Bagian 2 : Semangkuk Canda Darinya

Start from the beginning
                                    

"Siap, Nyonya. Kalau gitu, gue tidur dulu, ya. Lo juga tidur. Jangan lupa mimpiin gue, lho, biar tidurnya nyenyak. Bye, Alien jelek kesayangan Gavriel." Dan sambungan pun terputus.

Aku meletakkan ponselku. Dan akupun menatap langit-langit kamar. Senyumku tanpa sadar terkembang. Ah, selalu begini setiap aku mendengar suaranya.

Aku lantas menggeleng cepat. Tapi tetap saja, suara Gavriel tidak juga hilang dari pikiranku.
Lama-kelamaan, aku merasakan kelopak mataku mulai memberat. Dan tak lama kemudian, aku pun masuk ke dalam dunia mimpiku.

***

"Selamat pagi, Mrs. Athaya!" Suara dari sahabatku, Thalia, langsung memasuki telingaku saat aku baru saja membuka pintu kelas.

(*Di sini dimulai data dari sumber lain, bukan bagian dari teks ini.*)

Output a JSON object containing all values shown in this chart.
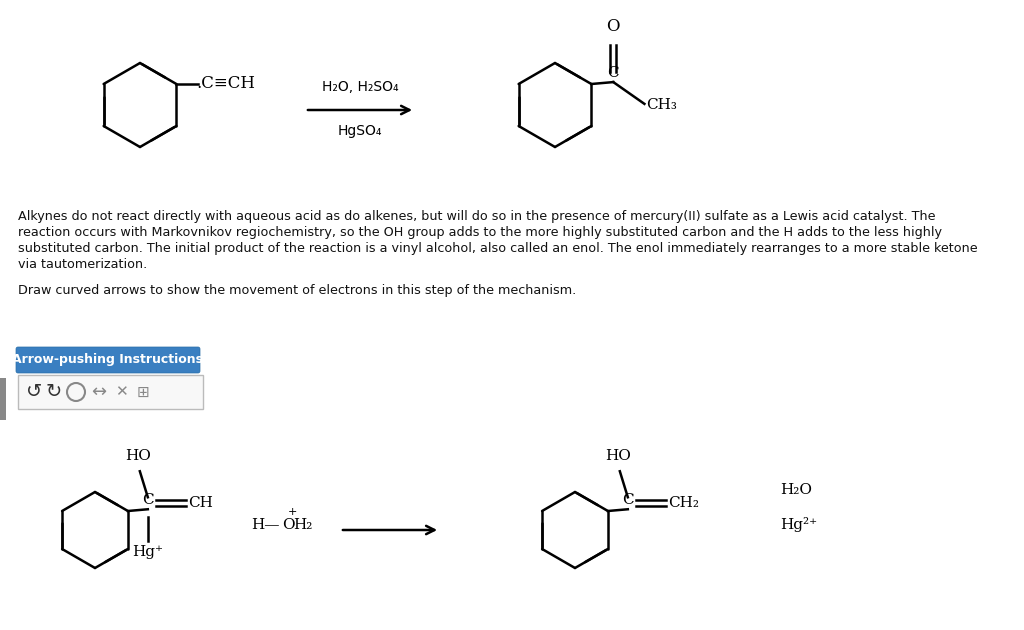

"Pa-gi," balasku sedikit terbata-bata.

Thalia berlari menghampiriku. "Gimana semalem?" tanyanya. Dia menghalangi jalanku.

"Apanya yang semalem?" aku balas bertanya.

"Itu lho... Semalem." Thalia mengerlingkan sebelah matanya ke arahku.

"Wah... Semalem abis ngapain, Leen?" Kali ini, terdengar sahutan dari Kintan. "Wah, wah, wah..."

Oh, ya ampun. Kenapa aku di kelilingi oleh orang-orang yang super aneh seperti mereka ini?

"A-apaan, sih?" Aku menggelengkan kepalaku cepat. "Apaan yang semalem-semalem itu? Gue nggak ngapa-ngapain, kok."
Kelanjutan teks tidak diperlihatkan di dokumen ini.